Azmi montra du doigt une autre face du cube.

— Les informations gravées sur ce côté indiquent les périodes et les positions relatives de quatorze pulsars différents. Cela devrait permettre aux bâtisseurs des transchangeurs dans le futur – ou qui que ce soit d’autre qui interceptera le message – de déterminer l’année à laquelle nous avons envoyé cette capsule.

— De toute façon, intervint Hek, ils devraient se douter que nous l’avons envoyée peu de temps après l’arrivée de l’étoile verte. Et comme ils sauront certainement à quelle date ils ont renvoyé cette étoile dans le passé… Bref, ils ne devraient pas avoir de problème pour déterminer l’époque à laquelle ils devront expédier leur réponse.

— Vous croyez que ça marchera ? demanda Keith.

— Probablement pas, fit Azmi avec un sourire. Ce n’est qu’une bouteille à la mer. Mais je crois quand même que ça vaut la peine d’essayer. Au pire, si nous ne recevons pas d’explication et si ces étoiles nous semblent menaçantes, il nous restera la solution suggérée par le Dr Magnor.

— Vous voulez dire détruire les transchangeurs en aplanissant l’espace grâce à la technique des Waldahuds ?

Azmi acquiesça avant de reprendre :

— Remarquez, je ne pense pas que cela suffira si des étoiles se mettent à sortir de milliers d’endroits différents. Mais cela gênera peut-être suffisamment ceux qui les envoient pour les pousser à nous fournir une explication.

— Très bien, fit Keith. Pour en revenir à la capsule, qu’est-ce qui permettra de la déceler ?

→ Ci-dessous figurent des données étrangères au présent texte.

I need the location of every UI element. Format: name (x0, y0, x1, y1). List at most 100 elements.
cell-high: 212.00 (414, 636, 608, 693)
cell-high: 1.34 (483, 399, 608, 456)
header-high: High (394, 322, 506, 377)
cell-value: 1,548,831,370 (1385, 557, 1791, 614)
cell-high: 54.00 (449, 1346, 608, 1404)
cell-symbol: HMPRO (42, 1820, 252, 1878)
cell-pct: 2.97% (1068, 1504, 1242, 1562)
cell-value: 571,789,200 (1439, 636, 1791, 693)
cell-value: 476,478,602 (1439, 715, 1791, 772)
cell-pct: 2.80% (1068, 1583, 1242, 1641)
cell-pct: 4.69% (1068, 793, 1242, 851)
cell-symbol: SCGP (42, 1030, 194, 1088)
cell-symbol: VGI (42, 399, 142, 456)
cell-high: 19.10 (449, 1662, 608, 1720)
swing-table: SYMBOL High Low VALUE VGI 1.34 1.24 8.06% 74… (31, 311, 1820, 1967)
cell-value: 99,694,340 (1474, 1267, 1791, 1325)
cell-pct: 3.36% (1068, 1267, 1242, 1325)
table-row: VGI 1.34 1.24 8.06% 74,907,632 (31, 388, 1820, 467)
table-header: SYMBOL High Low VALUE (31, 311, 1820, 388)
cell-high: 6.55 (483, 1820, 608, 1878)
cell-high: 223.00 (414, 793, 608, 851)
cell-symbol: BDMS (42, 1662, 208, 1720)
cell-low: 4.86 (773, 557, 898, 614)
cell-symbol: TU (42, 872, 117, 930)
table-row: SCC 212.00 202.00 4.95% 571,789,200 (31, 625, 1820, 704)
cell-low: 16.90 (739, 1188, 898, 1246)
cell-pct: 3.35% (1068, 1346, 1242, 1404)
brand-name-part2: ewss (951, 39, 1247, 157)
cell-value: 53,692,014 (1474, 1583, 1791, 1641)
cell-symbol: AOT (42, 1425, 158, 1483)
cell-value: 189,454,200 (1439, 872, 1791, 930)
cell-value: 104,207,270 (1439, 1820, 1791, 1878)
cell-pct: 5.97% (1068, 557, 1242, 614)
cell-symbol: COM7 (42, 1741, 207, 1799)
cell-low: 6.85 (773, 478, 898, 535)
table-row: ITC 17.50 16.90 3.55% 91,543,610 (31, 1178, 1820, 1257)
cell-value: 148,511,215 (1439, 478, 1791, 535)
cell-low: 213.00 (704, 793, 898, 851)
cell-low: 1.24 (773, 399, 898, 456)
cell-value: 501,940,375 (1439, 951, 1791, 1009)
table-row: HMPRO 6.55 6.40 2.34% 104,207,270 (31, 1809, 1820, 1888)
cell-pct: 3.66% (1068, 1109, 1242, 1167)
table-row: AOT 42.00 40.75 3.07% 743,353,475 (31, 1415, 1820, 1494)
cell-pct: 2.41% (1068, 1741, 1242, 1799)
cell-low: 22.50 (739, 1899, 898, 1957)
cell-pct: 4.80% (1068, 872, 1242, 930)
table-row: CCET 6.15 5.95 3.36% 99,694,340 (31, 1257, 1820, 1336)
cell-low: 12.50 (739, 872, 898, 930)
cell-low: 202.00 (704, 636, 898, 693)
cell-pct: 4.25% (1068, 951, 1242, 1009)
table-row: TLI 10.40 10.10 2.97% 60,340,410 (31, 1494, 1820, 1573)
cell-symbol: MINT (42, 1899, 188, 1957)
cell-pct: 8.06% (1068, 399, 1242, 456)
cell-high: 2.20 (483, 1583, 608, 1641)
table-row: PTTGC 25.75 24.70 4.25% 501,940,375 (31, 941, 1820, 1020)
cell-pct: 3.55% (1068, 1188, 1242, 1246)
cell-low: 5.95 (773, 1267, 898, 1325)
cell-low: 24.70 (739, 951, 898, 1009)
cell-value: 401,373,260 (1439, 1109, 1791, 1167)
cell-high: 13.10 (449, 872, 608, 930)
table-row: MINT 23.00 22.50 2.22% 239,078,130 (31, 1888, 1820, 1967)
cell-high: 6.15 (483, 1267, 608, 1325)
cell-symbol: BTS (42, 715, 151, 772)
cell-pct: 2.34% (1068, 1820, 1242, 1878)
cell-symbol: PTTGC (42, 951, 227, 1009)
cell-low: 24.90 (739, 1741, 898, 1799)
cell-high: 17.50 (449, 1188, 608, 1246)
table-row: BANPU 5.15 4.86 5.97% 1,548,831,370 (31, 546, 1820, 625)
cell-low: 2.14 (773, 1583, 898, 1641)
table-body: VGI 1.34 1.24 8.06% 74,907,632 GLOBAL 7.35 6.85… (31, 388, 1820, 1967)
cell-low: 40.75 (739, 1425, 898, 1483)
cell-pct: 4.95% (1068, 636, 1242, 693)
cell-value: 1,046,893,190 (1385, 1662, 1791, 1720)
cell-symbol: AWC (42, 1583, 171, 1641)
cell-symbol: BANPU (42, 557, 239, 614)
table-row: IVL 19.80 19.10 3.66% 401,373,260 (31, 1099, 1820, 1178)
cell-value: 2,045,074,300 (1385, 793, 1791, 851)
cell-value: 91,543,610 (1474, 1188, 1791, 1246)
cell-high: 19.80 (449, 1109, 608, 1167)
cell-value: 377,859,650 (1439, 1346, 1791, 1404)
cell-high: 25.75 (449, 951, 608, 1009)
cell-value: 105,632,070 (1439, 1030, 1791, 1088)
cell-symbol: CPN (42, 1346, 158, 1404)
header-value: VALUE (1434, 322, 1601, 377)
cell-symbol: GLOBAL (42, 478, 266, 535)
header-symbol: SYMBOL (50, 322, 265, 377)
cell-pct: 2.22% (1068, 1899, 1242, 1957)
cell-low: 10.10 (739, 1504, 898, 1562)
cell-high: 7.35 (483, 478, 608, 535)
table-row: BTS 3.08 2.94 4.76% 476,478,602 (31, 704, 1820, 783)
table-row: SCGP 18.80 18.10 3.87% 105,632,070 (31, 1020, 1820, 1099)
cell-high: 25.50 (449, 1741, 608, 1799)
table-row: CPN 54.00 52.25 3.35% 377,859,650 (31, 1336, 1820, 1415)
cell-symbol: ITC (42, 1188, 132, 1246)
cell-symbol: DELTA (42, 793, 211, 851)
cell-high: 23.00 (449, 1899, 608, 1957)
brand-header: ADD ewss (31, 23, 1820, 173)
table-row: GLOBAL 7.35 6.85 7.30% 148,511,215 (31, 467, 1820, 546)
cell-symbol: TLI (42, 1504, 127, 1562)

— Ça, c’est la partie la plus difficile, aboya Hek. Il existe assez peu de moyens d’attirer l’attention sur un objet dans l’espace. L’un d’eux est qu’il réfléchisse la lumière. Malheureusement, je ne vois aucun matériau susceptible de réfléchir quoi que ce soit après avoir passé dix milliards d’années dans la poussière interstellaire. Si faibles soient-ils, les impacts microscopiques sur une si longue période finiront par empêcher toute réflexion. Une autre possibilité serait de construire une capsule assez grosse pour attirer l’œil, ou assez lourde pour courber l’espace-temps. Mais plus sa taille augmentera, plus grand sera le risque d’une collision avec une météorite. Finalement, il ne reste qu’une solution : l’émission d’un signal radio. Mais cela implique une source d’énergie. Évidemment, pour l’instant, l’étoile verte est encore assez proche pour que nous captions son énergie avec de simples cellules solaires. Mais dans quelques milliers d’années, elle sera à plus d’une année-lumière du transchangeur, bien trop loin pour fournir l’électricité dont nous avons besoin. Quant à une source d’énergie interne, c’est hors de question. Même la radioactivité ne résisterait pas à autant d’années.

Keith hocha la tête.

— Ne m’avez-vous pas dit que le Système de Contrôle de Position fonctionnait grâce à la lumière stellaire ?

— Oui. Mais il consomme lui-même trop d’énergie pour en dévier une partie vers un quelconque signal lumineux. Tout ce qu’il faut espérer, c’est que ceux qui ont bâti les transchangeurs possèdent des détecteurs suffisamment puissants pour repérer la capsule dans l’obscurité.